Tuesday, May 10, 2005

Paul Harvey goes two for two.

On May 27, 1942, SS Obergruppenführer Reinhard Heydrich, Deputy Reich Protector of Bohemia and Moravia, had been attacked in Prague by Free Czech agents who were trained in England and brought to Czechoslovakia to assassinate him. They shot at Heydrich as his car slowed to round a sharp turn, then threw a bomb which exploded, mortally wounding him. Heydrich managed to get out of the car, draw his pistol and shoot back at the assassins before collapsing in the street. He died four days later from blood poisoning.

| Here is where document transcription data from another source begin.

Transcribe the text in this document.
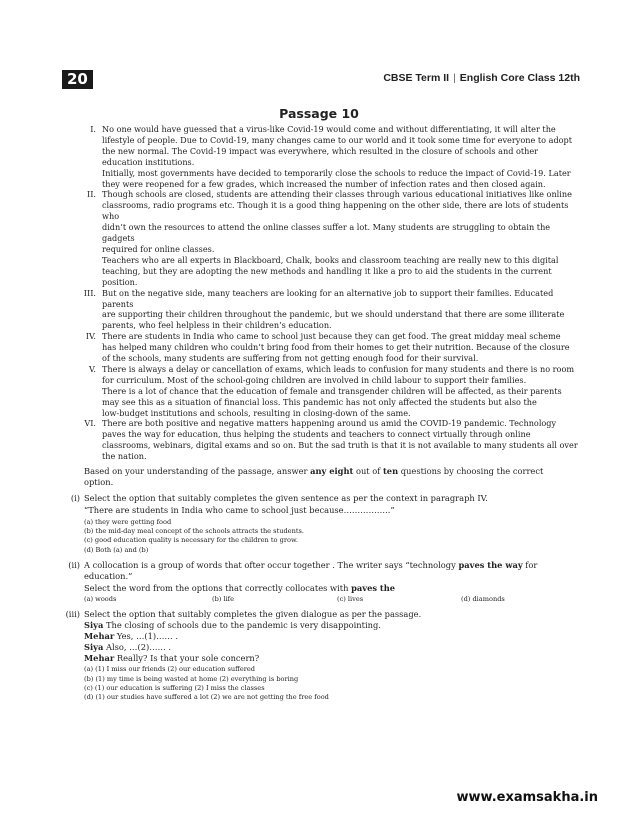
20	CBSE Term II | English Core Class 12th
Passage 10
I. No one would have guessed that a virus-like Covid-19 would come and without differentiating, it will alter the
lifestyle of people. Due to Covid-19, many changes came to our world and it took some time for everyone to adopt
the new normal. The Covid-19 impact was everywhere, which resulted in the closure of schools and other
education institutions.
Initially, most governments have decided to temporarily close the schools to reduce the impact of Covid-19. Later
they were reopened for a few grades, which increased the number of infection rates and then closed again.
II. Though schools are closed, students are attending their classes through various educational initiatives like online
classrooms, radio programs etc. Though it is a good thing happening on the other side, there are lots of students who
didn’t own the resources to attend the online classes suffer a lot. Many students are struggling to obtain the gadgets
required for online classes.
Teachers who are all experts in Blackboard, Chalk, books and classroom teaching are really new to this digital
teaching, but they are adopting the new methods and handling it like a pro to aid the students in the current
position.
III. But on the negative side, many teachers are looking for an alternative job to support their families. Educated parents
are supporting their children throughout the pandemic, but we should understand that there are some illiterate
parents, who feel helpless in their children’s education.
IV. There are students in India who came to school just because they can get food. The great midday meal scheme
has helped many children who couldn’t bring food from their homes to get their nutrition. Because of the closure
of the schools, many students are suffering from not getting enough food for their survival.
V. There is always a delay or cancellation of exams, which leads to confusion for many students and there is no room
for curriculum. Most of the school-going children are involved in child labour to support their families.
There is a lot of chance that the education of female and transgender children will be affected, as their parents
may see this as a situation of financial loss. This pandemic has not only affected the students but also the
low-budget institutions and schools, resulting in closing-down of the same.
VI. There are both positive and negative matters happening around us amid the COVID-19 pandemic. Technology
paves the way for education, thus helping the students and teachers to connect virtually through online
classrooms, webinars, digital exams and so on. But the sad truth is that it is not available to many students all over
the nation.
Based on your understanding of the passage, answer any eight out of ten questions by choosing the correct
option.
(i) Select the option that suitably completes the given sentence as per the context in paragraph IV.
“There are students in India who came to school just because……………..”
(a) they were getting food
(b) the mid-day meal concept of the schools attracts the students.
(c) good education quality is necessary for the children to grow.
(d) Both (a) and (b)
(ii) A collocation is a group of words that ofter occur together . The writer says “technology paves the way for
education.”
Select the word from the options that correctly collocates with paves the
(a) woods	(b) life	(c) lives	(d) diamonds
(iii) Select the option that suitably completes the given dialogue as per the passage.
Siya The closing of schools due to the pandemic is very disappointing.
Mehar Yes, …(1)…… .
Siya Also, …(2)…… .
Mehar Really? Is that your sole concern?
(a) (1) I miss our friends (2) our education suffered
(b) (1) my time is being wasted at home (2) everything is boring
(c) (1) our education is suffering (2) I miss the classes
(d) (1) our studies have suffered a lot (2) we are not getting the free food
www.examsakha.in
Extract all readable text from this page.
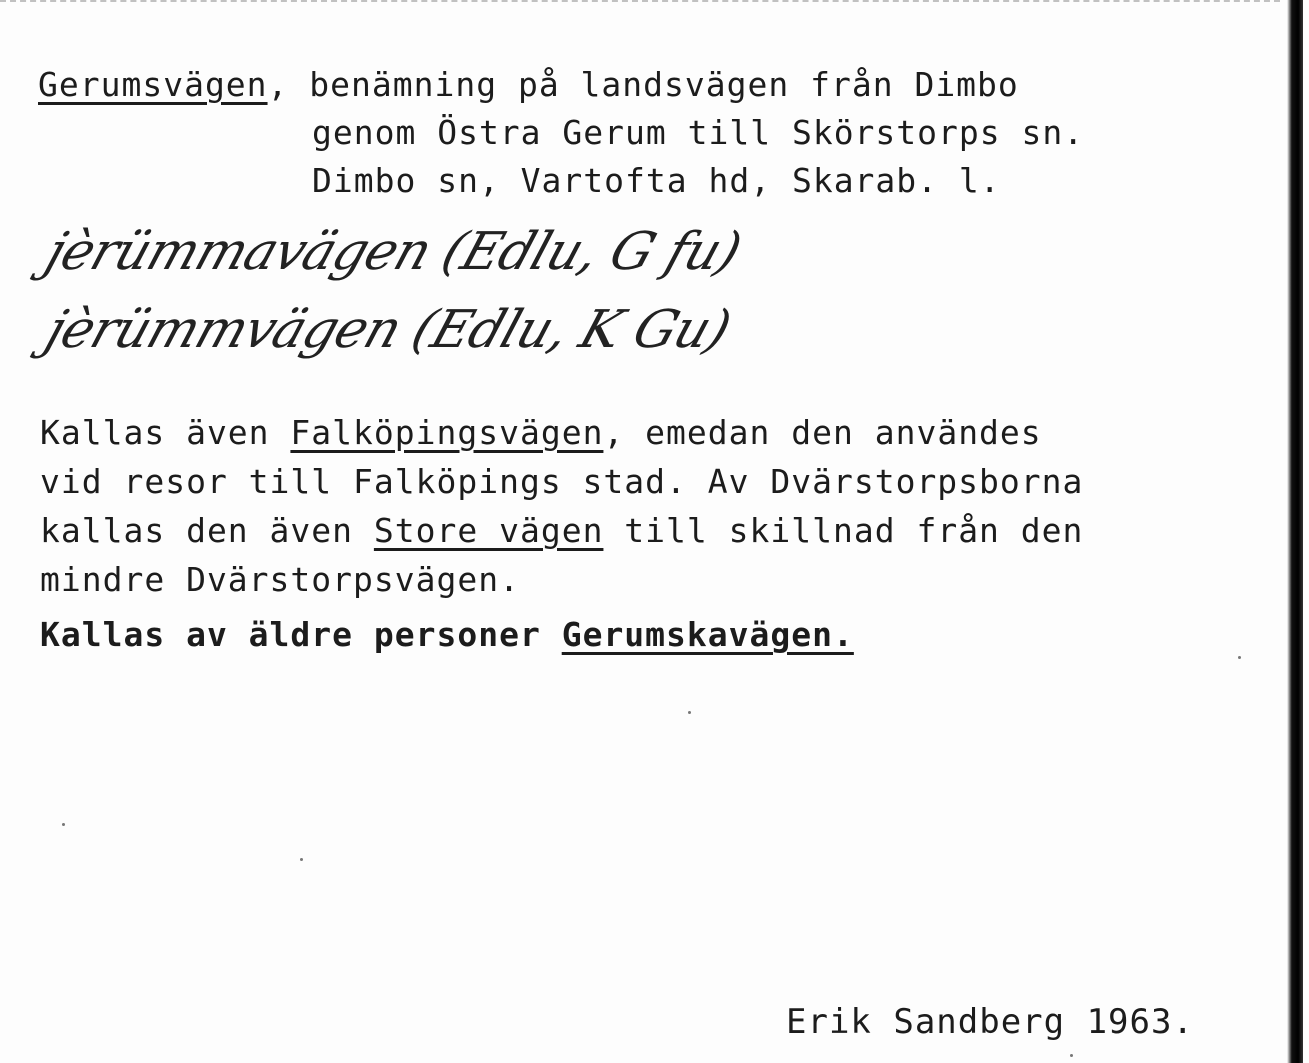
Gerumsvägen, benämning på landsvägen från Dimbo
genom Östra Gerum till Skörstorps sn.
Dimbo sn, Vartofta hd, Skarab. l.
jèrümmavägen (Edlu, G fu)
jèrümmvägen (Edlu, K Gu)
Kallas även Falköpingsvägen, emedan den användes
vid resor till Falköpings stad. Av Dvärstorpsborna
kallas den även Store vägen till skillnad från den
mindre Dvärstorpsvägen.
Kallas av äldre personer Gerumskavägen.
Erik Sandberg 1963.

The Gestapo and SS hunted down and murdered Czech agents, resistance members, and anyone suspected of being involved in Heydrich's death, totaling over 1000 persons. In one of the most infamous single acts of World War Two, all 172 men and boys over age 16 in the village of Lidice were shot while the women were deported to Ravensbrück concentration camp where most died. Ninety young children were sent to the concentration camp at Gneisenau, with some taken later to Nazi orphanages if they were German looking. The village of Lidice was then destroyed building by building with explosives, then completely leveled until not a trace remained, with
grain being planted over the flattened soil. The name was then removed from all German maps.

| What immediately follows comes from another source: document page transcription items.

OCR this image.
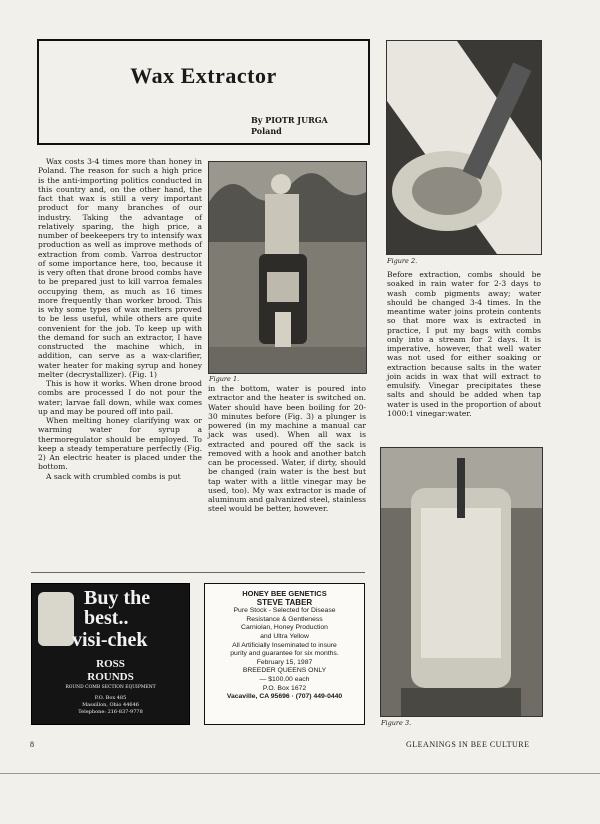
Wax Extractor
By PIOTR JURGA
Poland

Wax costs 3-4 times more than honey in Poland. The reason for such a high price is the anti-importing politics conducted in this country and, on the other hand, the fact that wax is still a very important product for many branches of our industry. Taking the advantage of relatively sparing, the high price, a number of beekeepers try to intensify wax production as well as improve methods of extraction from comb. Varroa destructor of some importance here, too, because it is very often that drone brood combs have to be prepared just to kill varroa females occupying them, as much as 16 times more frequently than worker brood. This is why some types of wax melters proved to be less useful, while others are quite convenient for the job. To keep up with the demand for such an extractor, I have constructed the machine which, in addition, can serve as a wax-clarifier, water heater for making syrup and honey melter (decrystallizer). (Fig. 1)

This is how it works. When drone brood combs are processed I do not pour the water; larvae fall down, while wax comes up and may be poured off into pail.

When melting honey clarifying wax or warming water for syrup a thermoregulator should be employed. To keep a steady temperature perfectly (Fig. 2) An electric heater is placed under the bottom.

A sack with crumbled combs is put

Figure 1.
in the bottom, water is poured into extractor and the heater is switched on. Water should have been boiling for 20-30 minutes before (Fig. 3) a plunger is powered (in my machine a manual car jack was used). When all wax is extracted and poured off the sack is removed with a hook and another batch can be processed. Water, if dirty, should be changed (rain water is the best but tap water with a little vinegar may be used, too). My wax extractor is made of aluminum and galvanized steel, stainless steel would be better, however.
Figure 2.
Before extraction, combs should be soaked in rain water for 2-3 days to wash comb pigments away; water should be changed 3-4 times. In the meantime water joins protein contents so that more wax is extracted in practice, I put my bags with combs only into a stream for 2 days. It is imperative, however, that well water was not used for either soaking or extraction because salts in the water join acids in wax that will extract to emulsify. Vinegar precipitates these salts and should be added when tap water is used in the proportion of about 1000:1 vinegar:water.
Figure 3.
Buy the
best..
visi-chek
ROSS
ROUNDS
ROUND COMB SECTION EQUIPMENT
P.O. Box 485
Massillon, Ohio 44646
Telephone: 216-837-9778
HONEY BEE GENETICS
STEVE TABER
Pure Stock - Selected for Disease
Resistance & Gentleness
Carniolan, Honey Production
and Ultra Yellow
All Artificially Inseminated to insure
purity and guarantee for six months.
February 15, 1987
BREEDER QUEENS ONLY
— $100.00 each
P.O. Box 1672
Vacaville, CA 95696 · (707) 449-0440
8	GLEANINGS IN BEE CULTURE
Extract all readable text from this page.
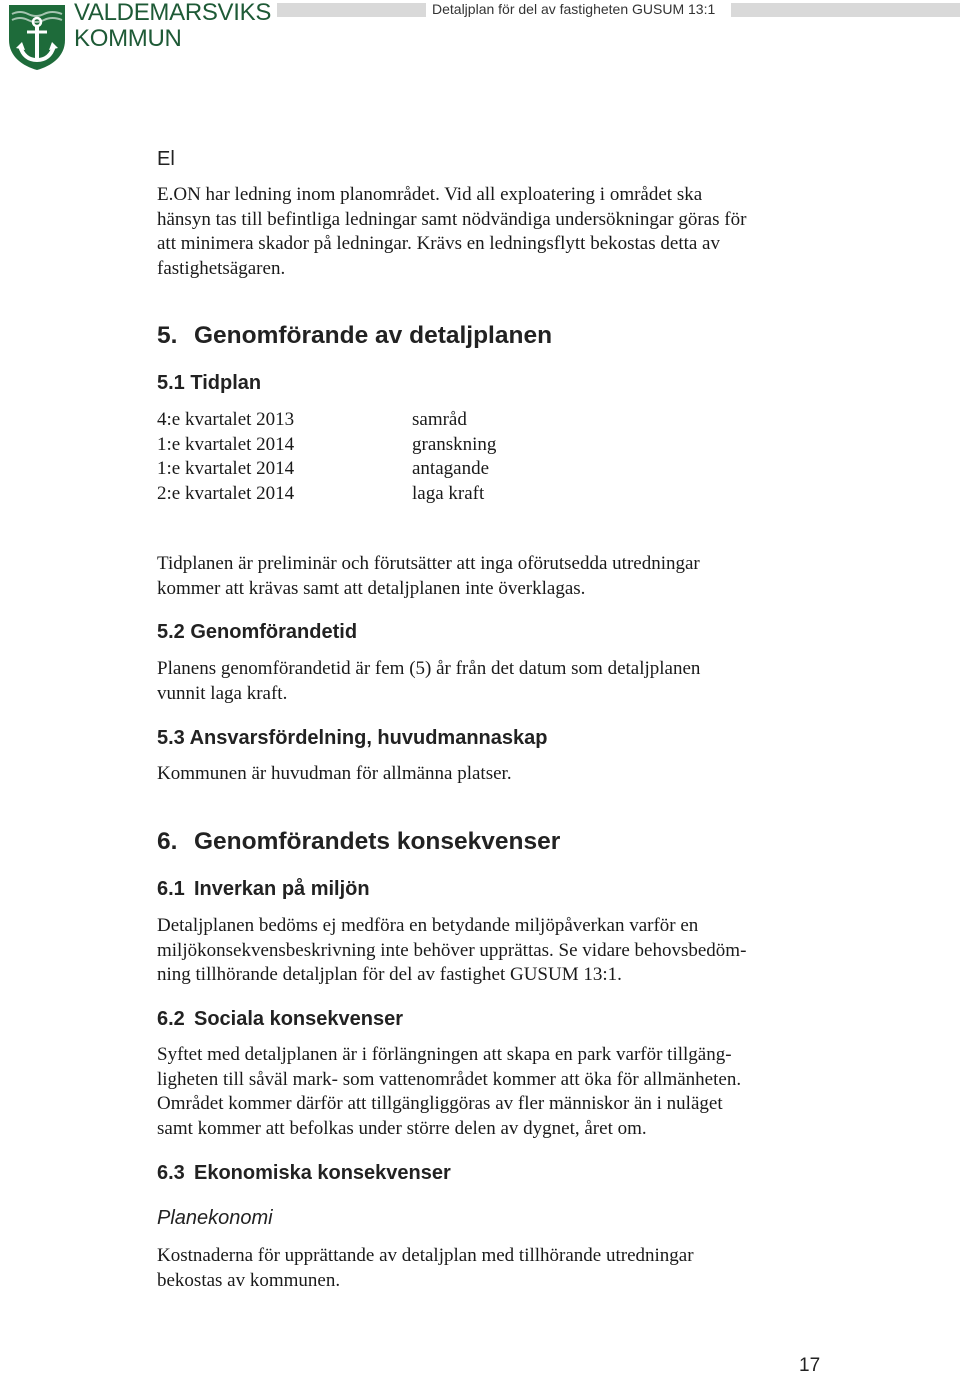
VALDEMARSVIKS
KOMMUN
Detaljplan för del av fastigheten GUSUM 13:1
El
E.ON har ledning inom planområdet. Vid all exploatering i området ska
hänsyn tas till befintliga ledningar samt nödvändiga undersökningar göras för
att minimera skador på ledningar. Krävs en ledningsflytt bekostas detta av
fastighetsägaren.
5. Genomförande av detaljplanen
5.1 Tidplan
4:e kvartalet 2013	samråd
1:e kvartalet 2014	granskning
1:e kvartalet 2014	antagande
2:e kvartalet 2014	laga kraft
Tidplanen är preliminär och förutsätter att inga oförutsedda utredningar
kommer att krävas samt att detaljplanen inte överklagas.
5.2 Genomförandetid
Planens genomförandetid är fem (5) år från det datum som detaljplanen
vunnit laga kraft.
5.3 Ansvarsfördelning, huvudmannaskap
Kommunen är huvudman för allmänna platser.
6. Genomförandets konsekvenser
6.1 Inverkan på miljön
Detaljplanen bedöms ej medföra en betydande miljöpåverkan varför en
miljökonsekvensbeskrivning inte behöver upprättas. Se vidare behovsbedöm-
ning tillhörande detaljplan för del av fastighet GUSUM 13:1.
6.2 Sociala konsekvenser
Syftet med detaljplanen är i förlängningen att skapa en park varför tillgäng-
ligheten till såväl mark- som vattenområdet kommer att öka för allmänheten.
Området kommer därför att tillgängliggöras av fler människor än i nuläget
samt kommer att befolkas under större delen av dygnet, året om.
6.3 Ekonomiska konsekvenser
Planekonomi
Kostnaderna för upprättande av detaljplan med tillhörande utredningar
bekostas av kommunen.
17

The Nazis were not called " insurgents."

When Wake Island surrendered to the Japanese in December of 1941, a Marine was overheard by an English speaking Japanese soldier muttering, "Yellow bastards". He was tied to a post and used him for bayonet practice. Ninety-eight U.S. civilian workers, taken prisoner in 1941 but held on the island to perform construction work were executed in October of 1943. Wake Atoll commander, R Admiral Shigematsu Sakaibara, was hanged after the war.

The Marines called them Japs. No one called them " gunmen."

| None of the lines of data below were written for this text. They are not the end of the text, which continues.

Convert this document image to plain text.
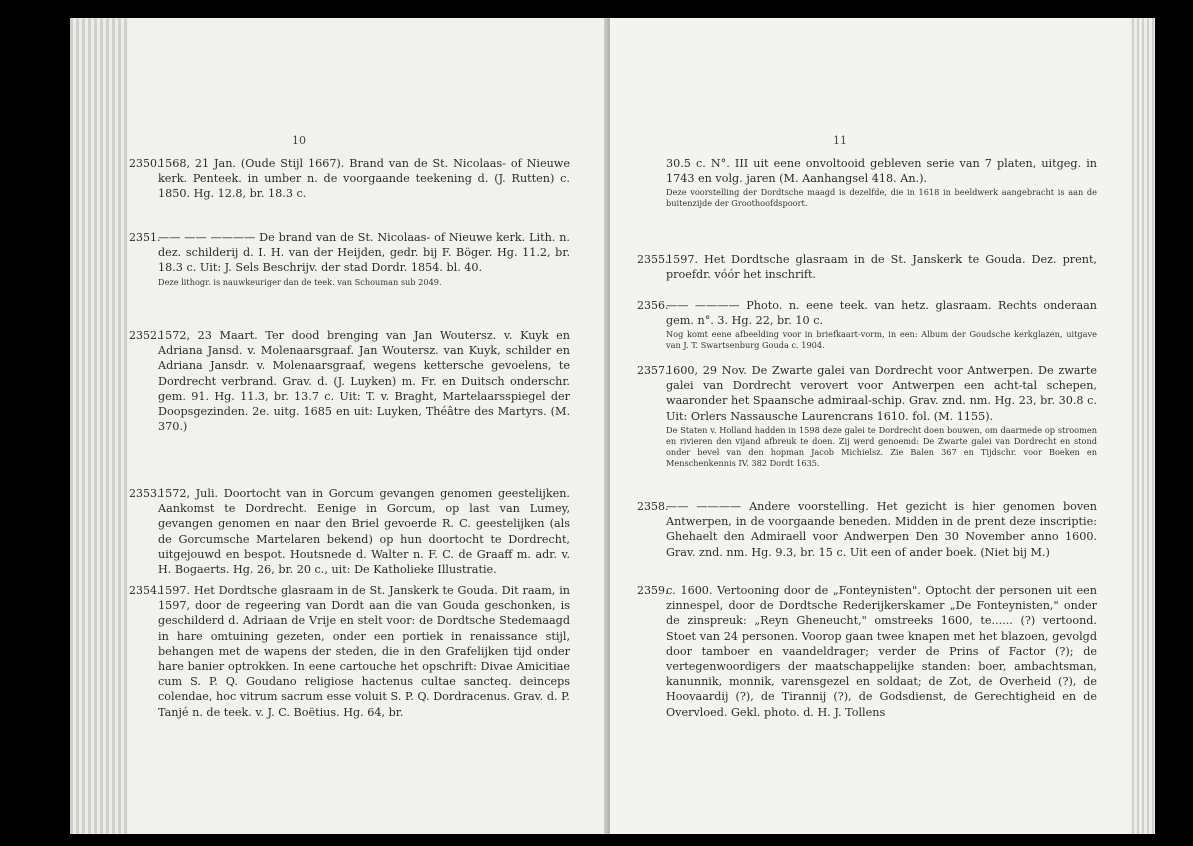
10
2350.
1568, 21 Jan. (Oude Stijl 1667). Brand van de St. Nicolaas- of Nieuwe kerk. Penteek. in umber n. de voorgaande teekening d. (J. Rutten) c. 1850. Hg. 12.8, br. 18.3 c.
2351.
—— —— ———— De brand van de St. Nicolaas- of Nieuwe kerk. Lith. n. dez. schilderij d. I. H. van der Heijden, gedr. bij F. Böger. Hg. 11.2, br. 18.3 c. Uit: J. Sels Beschrijv. der stad Dordr. 1854. bl. 40.
Deze lithogr. is nauwkeuriger dan de teek. van Schouman sub 2049.
2352.
1572, 23 Maart. Ter dood brenging van Jan Woutersz. v. Kuyk en Adriana Jansd. v. Molenaarsgraaf. Jan Woutersz. van Kuyk, schilder en Adriana Jansdr. v. Molenaarsgraaf, wegens kettersche gevoelens, te Dordrecht verbrand. Grav. d. (J. Luyken) m. Fr. en Duitsch onderschr. gem. 91. Hg. 11.3, br. 13.7 c. Uit: T. v. Braght, Martelaarsspiegel der Doopsgezinden. 2e. uitg. 1685 en uit: Luyken, Théâtre des Martyrs. (M. 370.)
2353.
1572, Juli. Doortocht van in Gorcum gevangen genomen geestelijken. Aankomst te Dordrecht. Eenige in Gorcum, op last van Lumey, gevangen genomen en naar den Briel gevoerde R. C. geestelijken (als de Gorcumsche Martelaren bekend) op hun doortocht te Dordrecht, uitgejouwd en bespot. Houtsnede d. Walter n. F. C. de Graaff m. adr. v. H. Bogaerts. Hg. 26, br. 20 c., uit: De Katholieke Illustratie.
2354.
1597. Het Dordtsche glasraam in de St. Janskerk te Gouda. Dit raam, in 1597, door de regeering van Dordt aan die van Gouda geschonken, is geschilderd d. Adriaan de Vrije en stelt voor: de Dordtsche Stedemaagd in hare omtuining gezeten, onder een portiek in renaissance stijl, behangen met de wapens der steden, die in den Grafelijken tijd onder hare banier optrokken. In eene cartouche het opschrift: Divae Amicitiae cum S. P. Q. Goudano religiose hactenus cultae sancteq. deinceps colendae, hoc vitrum sacrum esse voluit S. P. Q. Dordracenus. Grav. d. P. Tanjé n. de teek. v. J. C. Boëtius. Hg. 64, br.
11
30.5 c. N°. III uit eene onvoltooid gebleven serie van 7 platen, uitgeg. in 1743 en volg. jaren (M. Aanhangsel 418. An.).
Deze voorstelling der Dordtsche maagd is dezelfde, die in 1618 in beeldwerk aangebracht is aan de buitenzijde der Groothoofdspoort.
2355.
1597. Het Dordtsche glasraam in de St. Janskerk te Gouda. Dez. prent, proefdr. vóór het inschrift.
2356.
—— ———— Photo. n. eene teek. van hetz. glasraam. Rechts onderaan gem. n°. 3. Hg. 22, br. 10 c.
Nog komt eene afbeelding voor in briefkaart-vorm, in een: Album der Goudsche kerkglazen, uitgave van J. T. Swartsenburg Gouda c. 1904.
2357.
1600, 29 Nov. De Zwarte galei van Dordrecht voor Antwerpen. De zwarte galei van Dordrecht verovert voor Antwerpen een acht-tal schepen, waaronder het Spaansche admiraal-schip. Grav. znd. nm. Hg. 23, br. 30.8 c. Uit: Orlers Nassausche Laurencrans 1610. fol. (M. 1155).
De Staten v. Holland hadden in 1598 deze galei te Dordrecht doen bouwen, om daarmede op stroomen en rivieren den vijand afbreuk te doen. Zij werd genoemd: De Zwarte galei van Dordrecht en stond onder bevel van den hopman Jacob Michielsz. Zie Balen 367 en Tijdschr. voor Boeken en Menschenkennis IV. 382 Dordt 1635.
2358.
—— ———— Andere voorstelling. Het gezicht is hier genomen boven Antwerpen, in de voorgaande beneden. Midden in de prent deze inscriptie: Ghehaelt den Admiraell voor Andwerpen Den 30 November anno 1600. Grav. znd. nm. Hg. 9.3, br. 15 c. Uit een of ander boek. (Niet bij M.)
2359.
c. 1600. Vertooning door de „Fonteynisten". Optocht der personen uit een zinnespel, door de Dordtsche Rederijkerskamer „De Fonteynisten," onder de zinspreuk: „Reyn Gheneucht," omstreeks 1600, te...... (?) vertoond. Stoet van 24 personen. Voorop gaan twee knapen met het blazoen, gevolgd door tamboer en vaandeldrager; verder de Prins of Factor (?); de vertegenwoordigers der maatschappelijke standen: boer, ambachtsman, kanunnik, monnik, varensgezel en soldaat; de Zot, de Overheid (?), de Hoovaardij (?), de Tirannij (?), de Godsdienst, de Gerechtigheid en de Overvloed. Gekl. photo. d. H. J. Tollens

American soldiers in Korea, captured by the Communist Chinese, before being moved even further north, were being separated into wounded, ambulatory & walking wounded. Told the others would come later in trucks, the other knew differently. The Chinese were going to murder them, and the soldiers knew it. They began giving their boots, coats, hat,etc. to those soldiers not left behind. A survivor remembers their courage facing certain death.

Murdering Communists were not "rebels".

We have a Regiment of Marines on the offensive in western Iraq, right now, some 1000 of our finest troops. Paul Harvey said two terrific things Monday on one of his short news broadcasts. "Our Troops, (he call them our troops!), fighting in Iraq, have killed 75 to 100...of the enemy."

Our hand has been forced in this war. The killers we fight will not be turned back save by fire and destruction. They want death alone, and nothing else. Let us give it to them, and all they want of it.
The Enemy. He call them the enemy. I could have cheered.

And another thing: Oh yes, not militants either.